The PTAB found Sennco’s arguments unpersuasive, finding that the mere existence of a parent-subsidiary relationship, without more, is insufficient to establish that the parent is involved in an IPR proceeding or makes decisions for the petitioner. The PTAB explained that one of the facts considered in determining if a non-party is a real party-in-interest is whether the non-party “exercised or could have exercised control over [Mobile Tech’s] participation in a proceeding” and whether the non-party “is funding or directing the proceeding.” The PTAB found that none of Sennco’s allegations established that Mobile Tech’s owner controlled or funded the proceeding. The PTAB thus concluded that Mobile Tech properly identified all real parties-in-interest, and instituted the IPR.
The PTAB addressed a similar situation in Puzhen Life, in which the patent owner, Esip Series, filed a request for rehearing, urging the PTAB to dismiss the petition because Puzhen Life failed to identify all real parties-in-interest. Esip Series argued that Puzhen Life should have named its corporate parent as a real party-in-interest because it substantively controlled Puzhen entities. The PTAB disagreed, holding that “without more, generic corporate control through ownership is insufficient to establish the control necessary to show that the corporate parent is a real party-in-interest.”
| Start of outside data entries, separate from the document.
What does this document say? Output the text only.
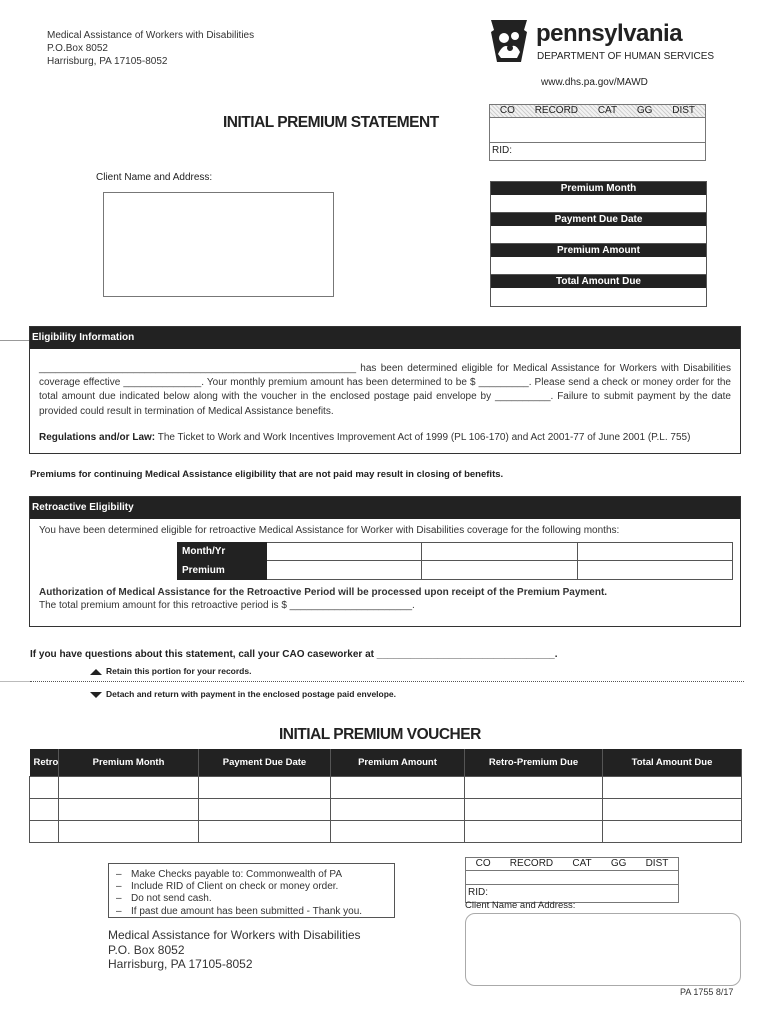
Medical Assistance of Workers with Disabilities
P.O.Box 8052
Harrisburg, PA 17105-8052
pennsylvania
DEPARTMENT OF HUMAN SERVICES
www.dhs.pa.gov/MAWD
INITIAL PREMIUM STATEMENT
CO RECORD CAT GG DIST
RID:
Client Name and Address:
Premium Month
Payment Due Date
Premium Amount
Total Amount Due
Eligibility Information
_________________________________________________________ has been determined eligible for Medical Assistance for Workers with Disabilities coverage effective ______________. Your monthly premium amount has been determined to be $ _________. Please send a check or money order for the total amount due indicated below along with the voucher in the enclosed postage paid envelope by __________. Failure to submit payment by the date provided could result in termination of Medical Assistance benefits.
Regulations and/or Law: The Ticket to Work and Work Incentives Improvement Act of 1999 (PL 106-170) and Act 2001-77 of June 2001 (P.L. 755)
Premiums for continuing Medical Assistance eligibility that are not paid may result in closing of benefits.
Retroactive Eligibility
You have been determined eligible for retroactive Medical Assistance for Worker with Disabilities coverage for the following months:
Month/Yr
Premium
Authorization of Medical Assistance for the Retroactive Period will be processed upon receipt of the Premium Payment.
The total premium amount for this retroactive period is $ ______________________.
If you have questions about this statement, call your CAO caseworker at ________________________________.
Retain this portion for your records.
Detach and return with payment in the enclosed postage paid envelope.
INITIAL PREMIUM VOUCHER
Retro	Premium Month	Payment Due Date	Premium Amount	Retro-Premium Due	Total Amount Due

– Make Checks payable to: Commonwealth of PA
– Include RID of Client on check or money order.
– Do not send cash.
– If past due amount has been submitted - Thank you.
Medical Assistance for Workers with Disabilities
P.O. Box 8052
Harrisburg, PA 17105-8052
CO RECORD CAT GG DIST
RID:
Client Name and Address:
PA 1755 8/17
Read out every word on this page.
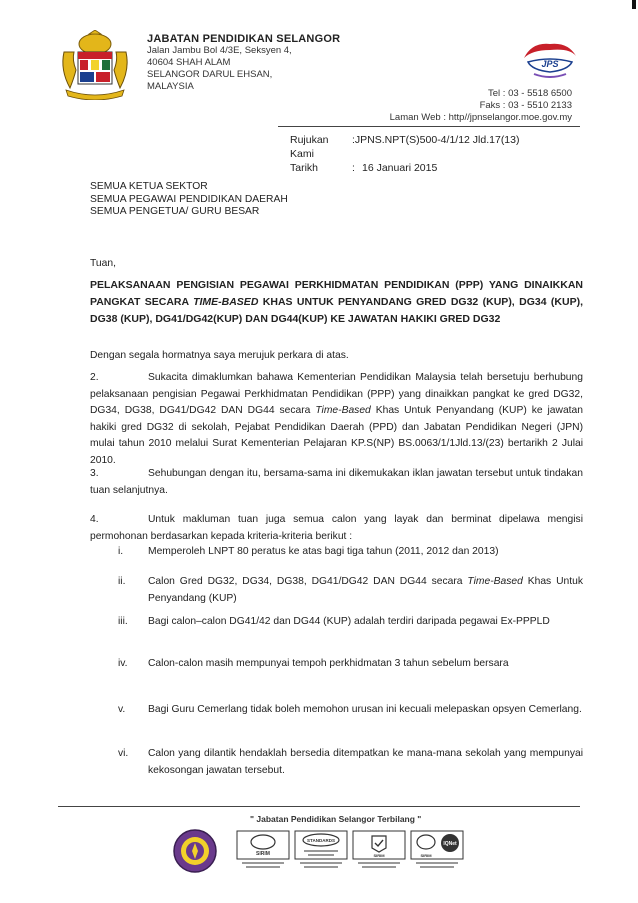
JABATAN PENDIDIKAN SELANGOR
Jalan Jambu Bol 4/3E, Seksyen 4,
40604 SHAH ALAM
SELANGOR DARUL EHSAN,
MALAYSIA
JPS
Tel : 03 - 5518 6500
Faks : 03 - 5510 2133
Laman Web : http//jpnselangor.moe.gov.my
Rujukan Kami
:JPNS.NPT(S)500-4/1/12 Jld.17(13)
Tarikh	: 16 Januari 2015
SEMUA KETUA SEKTOR
SEMUA PEGAWAI PENDIDIKAN DAERAH
SEMUA PENGETUA/ GURU BESAR
Tuan,
PELAKSANAAN PENGISIAN PEGAWAI PERKHIDMATAN PENDIDIKAN (PPP) YANG DINAIKKAN PANGKAT SECARA TIME-BASED KHAS UNTUK PENYANDANG GRED DG32 (KUP), DG34 (KUP), DG38 (KUP), DG41/DG42(KUP) DAN DG44(KUP) KE JAWATAN HAKIKI GRED DG32
Dengan segala hormatnya saya merujuk perkara di atas.
2.	Sukacita dimaklumkan bahawa Kementerian Pendidikan Malaysia telah bersetuju berhubung pelaksanaan pengisian Pegawai Perkhidmatan Pendidikan (PPP) yang dinaikkan pangkat ke gred DG32, DG34, DG38, DG41/DG42 DAN DG44 secara Time-Based Khas Untuk Penyandang (KUP) ke jawatan hakiki gred DG32 di sekolah, Pejabat Pendidikan Daerah (PPD) dan Jabatan Pendidikan Negeri (JPN) mulai tahun 2010 melalui Surat Kementerian Pelajaran KP.S(NP) BS.0063/1/1Jld.13/(23) bertarikh 2 Julai 2010.
3.	Sehubungan dengan itu, bersama-sama ini dikemukakan iklan jawatan tersebut untuk tindakan tuan selanjutnya.
4.	Untuk makluman tuan juga semua calon yang layak dan berminat dipelawa mengisi permohonan berdasarkan kepada kriteria-kriteria berikut :
i.	Memperoleh LNPT 80 peratus ke atas bagi tiga tahun (2011, 2012 dan 2013)
ii.	Calon Gred DG32, DG34, DG38, DG41/DG42 DAN DG44 secara Time-Based Khas Untuk Penyandang (KUP)
iii.	Bagi calon–calon DG41/42 dan DG44 (KUP) adalah terdiri daripada pegawai Ex-PPPLD
iv.	Calon-calon masih mempunyai tempoh perkhidmatan 3 tahun sebelum bersara
v.	Bagi Guru Cemerlang tidak boleh memohon urusan ini kecuali melepaskan opsyen Cemerlang.
vi.	Calon yang dilantik hendaklah bersedia ditempatkan ke mana-mana sekolah yang mempunyai kekosongan jawatan tersebut.
" Jabatan Pendidikan Selangor Terbilang "
SIRIM
STANDARDS
SIRIM
IQNet
SIRIM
Esip Series also alleged that Puzhen Life failed to name as a real party-in-interest doTERRA International, the only party against which Esip Series asserted its patent in a district court action. Esip Series argued that doTERRA desired review of the patent because doTERRA was the defendant in the district court action. The PTAB, however, found “no rule establishing that every party who has been sued for infringement of a patent is necessarily a real party-in-interest.” Esip Series also argued that doTERRA’s agreement to the same estoppel that applied to Puzhen Life made doTERRA a real party-in-interest. The PTAB disagreed, finding that doTERRA’s agreement to the terms of the estoppel was not an agreement to be bound as a real party-in-interest. Accordingly, the PTAB denied Esip Series’ request that the IPR be terminated.